Meals start again. Masses too. Behind a discreet door, the monks' private collection, which bears witness to what Mount Athos has been over the centuries. Letters from the Turkish sultan, sacred treasures, when the island was invaded by the Ottoman Empire. Gifts, from the local kingdoms. In a corner, hidden at the bottom of a window, there is a box from the wedding of Camilla and Prince Charles, closing a piece of the cake, condemned to rot there. A monk: he often comes to visit us because he is Orthodox, but he doesn't show it. He continues on his flamboyant line: Putin is coming too. He loves our wine. And he cites, in spades, Papandreou, Samaras and all the other Greek decision-makers, who came to taste the blessing of Mount. Like confessions of power. Around, nature, noisy, continues to rustle with the wind. The trees are peppered with shivers. The flowers are springing up. A few cars wander along the mountain and valley paths, passing from one monastery to another. Green is wild. In the church, the same show is replayed one last time, until tomorrow. A monk begins by burning incense. It dilutes the smell in the chapel. It's a smell that, after a while, becomes familiar. We tame it. We discover it when it approaches, bringing forth a new verse, a new possibility.

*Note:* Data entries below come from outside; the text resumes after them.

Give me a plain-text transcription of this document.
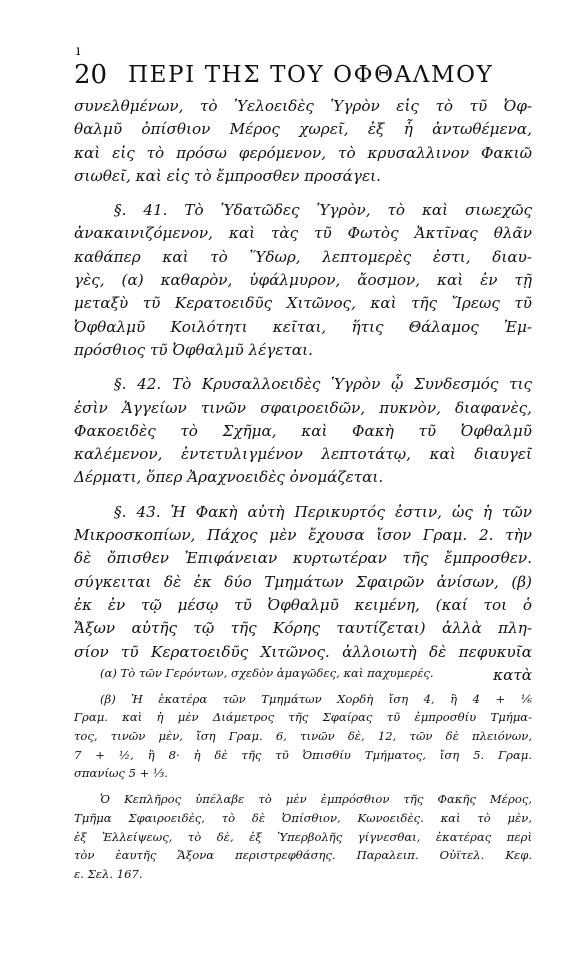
ı
20 ΠΕΡΙ ΤΗΣ ΤΟΥ ΟΦΘΑΛΜΟΥ
συνελθμένων, τὸ Ὑελοειδὲς Ὑγρὸν εἰς τὸ τῦ Ὀφ-
θαλμῦ ὀπίσθιον Μέρος χωρεῖ, ἐξ ἧ ἀντωθέμενα,
καὶ εἰς τὸ πρόσω φερόμενον, τὸ κρυσαλλινον Φακιῶ
σιωθεῖ, καὶ εἰς τὸ ἔμπροσθεν προσάγει.
§. 41. Τὸ Ὑδατῶδες Ὑγρὸν, τὸ καὶ σιωεχῶς
ἀνακαινιζόμενον, καὶ τὰς τῦ Φωτὸς Ἀκτῖνας θλᾶν
καθάπερ καὶ τὸ Ὕδωρ, λεπτομερὲς ἐστι, διαυ-
γὲς, (α) καθαρὸν, ὑφάλμυρον, ἄοσμον, καὶ ἐν τῇ
μεταξὺ τῦ Κερατοειδῦς Χιτῶνος, καὶ τῆς Ἴρεως τῦ
Ὀφθαλμῦ Κοιλότητι κεῖται, ἥτις Θάλαμος Ἐμ-
πρόσθιος τῦ Ὀφθαλμῦ λέγεται.
§. 42. Τὸ Κρυσαλλοειδὲς Ὑγρὸν ᾧ Συνδεσμός τις
ἐσὶν Ἀγγείων τινῶν σφαιροειδῶν, πυκνὸν, διαφανὲς,
Φακοειδὲς τὸ Σχῆμα, καὶ Φακὴ τῦ Ὀφθαλμῦ
καλέμενον, ἐντετυλιγμένον λεπτοτάτῳ, καὶ διαυγεῖ
Δέρματι, ὅπερ Ἀραχνοειδὲς ὀνομάζεται.
§. 43. Ἡ Φακὴ αὐτὴ Περικυρτός ἐστιν, ὡς ἡ τῶν
Μικροσκοπίων, Πάχος μὲν ἔχουσα ἴσον Γραμ. 2. τὴν
δὲ ὄπισθεν Ἐπιφάνειαν κυρτωτέραν τῆς ἔμπροσθεν.
σύγκειται δὲ ἐκ δύο Τμημάτων Σφαιρῶν ἀνίσων, (β)
ἐκ ἐν τῷ μέσῳ τῦ Ὀφθαλμῦ κειμένη, (καί τοι ὁ
Ἄξων αὐτῆς τῷ τῆς Κόρης ταυτίζεται) ἀλλὰ πλη-
σίον τῦ Κερατοειδῦς Χιτῶνος. ἀλλοιωτὴ δὲ πεφυκυῖα
κατὰ
(α) Τὸ τῶν Γερόντων, σχεδὸν ἁμαγῶδες, καὶ παχυμερές.
(β) Ἡ ἑκατέρα τῶν Τμημάτων Χορδὴ ἴση 4, ἢ 4 + ⅙
Γραμ. καὶ ἡ μὲν Διάμετρος τῆς Σφαίρας τῦ ἐμπροσθίυ Τμήμα-
τος, τινῶν μὲν, ἴση Γραμ. 6, τινῶν δὲ, 12, τῶν δὲ πλειόνων,
7 + ½, ἢ 8· ἡ δὲ τῆς τῦ Ὀπισθίυ Τμήματος, ἴση 5. Γραμ.
σπανίως 5 + ⅓.
Ὁ Κεπλῆρος ὑπέλαβε τὸ μὲν ἐμπρόσθιον τῆς Φακῆς Μέρος,
Τμῆμα Σφαιροειδὲς, τὸ δὲ Ὀπίσθιον, Κωνοειδὲς. καὶ τὸ μὲν,
ἐξ Ἐλλείψεως, τὸ δὲ, ἐξ Ὑπερβολῆς γίγνεσθαι, ἑκατέρας περὶ
τὸν ἑαυτῆς Ἄξονα περιστρεφθάσης. Παραλειπ. Οὐϊτελ. Κεφ.
ε. Σελ. 167.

The incense, like the rest, is made on site. By monks. The resin arrives from Ethiopia, in the form of large yellow blocks. The monks, intended for incense, spend their time, in a workshop on the ground floor, near the entrance to the church, grinding it, drying it and cutting it into pieces. They come out with small balls, coated with white powder, of different sizes. Make boxes, more or less large. They work without saying a word, their hands immersed in the smell it creates every day. They are focused. In the workshop next door, friendly colleagues work to make creams from herbs harvested in the heights of the island. A monk promises that his creams have powers. To heal, to make the skin kind or to repair a break. The monk, in charge of the creams, says that the sick who pass through here inhale a plant or massage themselves without violence, and then leave looking dapper.

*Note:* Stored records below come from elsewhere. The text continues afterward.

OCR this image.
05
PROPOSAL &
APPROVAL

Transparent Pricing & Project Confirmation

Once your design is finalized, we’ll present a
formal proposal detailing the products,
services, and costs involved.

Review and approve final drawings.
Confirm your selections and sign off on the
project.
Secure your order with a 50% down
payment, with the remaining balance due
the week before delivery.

An American monk, with a combed beard, awaits the hour of death which will take him, one day, between a mass and a meal, between two celebrations and two nights. He is not scared. He says she will come and fish for him, like all the others before. That she will win. He will end up boneless in the pit, near the monastery. His skull, more or less yellowed, will be stored on the shelves of a small wooden cabin. Inside, the skulls sleep until eternity. Teeth sometimes get caught. Jaws are trembling. The American monk, at Mount Athos for seventeen years, looks at them, touches them. He knows that beyond that, he will never be able to come out. Only his mind will escape, in complete freedom, he hopes.

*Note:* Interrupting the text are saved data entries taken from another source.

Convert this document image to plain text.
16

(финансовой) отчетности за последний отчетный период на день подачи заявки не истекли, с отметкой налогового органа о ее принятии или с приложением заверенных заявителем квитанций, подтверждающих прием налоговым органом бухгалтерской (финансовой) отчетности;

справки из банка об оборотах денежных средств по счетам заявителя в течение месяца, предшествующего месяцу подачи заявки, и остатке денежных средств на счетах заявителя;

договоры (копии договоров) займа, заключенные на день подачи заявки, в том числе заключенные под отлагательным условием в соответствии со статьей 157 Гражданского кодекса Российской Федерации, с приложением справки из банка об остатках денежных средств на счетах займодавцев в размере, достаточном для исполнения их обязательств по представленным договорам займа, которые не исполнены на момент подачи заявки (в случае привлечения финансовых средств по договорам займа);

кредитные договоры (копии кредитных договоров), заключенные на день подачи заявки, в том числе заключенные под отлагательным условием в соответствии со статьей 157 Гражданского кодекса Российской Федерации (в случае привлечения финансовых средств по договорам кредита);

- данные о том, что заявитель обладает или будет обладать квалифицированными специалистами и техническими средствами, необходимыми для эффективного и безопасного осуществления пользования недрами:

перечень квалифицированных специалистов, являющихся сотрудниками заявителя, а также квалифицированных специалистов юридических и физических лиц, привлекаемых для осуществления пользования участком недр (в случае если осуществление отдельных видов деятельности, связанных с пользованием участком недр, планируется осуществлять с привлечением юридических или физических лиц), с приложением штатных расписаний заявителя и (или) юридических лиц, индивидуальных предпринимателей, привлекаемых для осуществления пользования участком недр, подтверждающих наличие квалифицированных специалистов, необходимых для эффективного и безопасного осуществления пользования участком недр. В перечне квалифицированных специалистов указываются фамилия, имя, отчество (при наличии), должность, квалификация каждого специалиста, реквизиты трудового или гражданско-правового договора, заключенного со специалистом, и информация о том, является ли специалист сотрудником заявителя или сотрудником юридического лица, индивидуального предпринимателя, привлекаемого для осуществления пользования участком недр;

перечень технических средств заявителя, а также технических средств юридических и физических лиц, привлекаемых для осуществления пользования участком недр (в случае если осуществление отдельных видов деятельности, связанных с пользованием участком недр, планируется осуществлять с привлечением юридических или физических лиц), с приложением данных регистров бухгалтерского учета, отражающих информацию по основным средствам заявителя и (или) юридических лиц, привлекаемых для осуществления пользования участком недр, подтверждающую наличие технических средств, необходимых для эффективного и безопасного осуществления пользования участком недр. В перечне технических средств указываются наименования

The boat returns, a few days later, to the same dock. He fishes for the faithful who return to their habits, at the end of the water. Another life, more modern, faster, more submerged. Where Rihanna continues to make teenagers horny. Where conflicts, wars, rage, hatred abound. Where, sometimes, it is necessary to protect ourselves from too much of everything. The boat leaves slowly. The odds disappear behind the waves. The monasteries also disappear into the landscape. This place exists. To life, to death.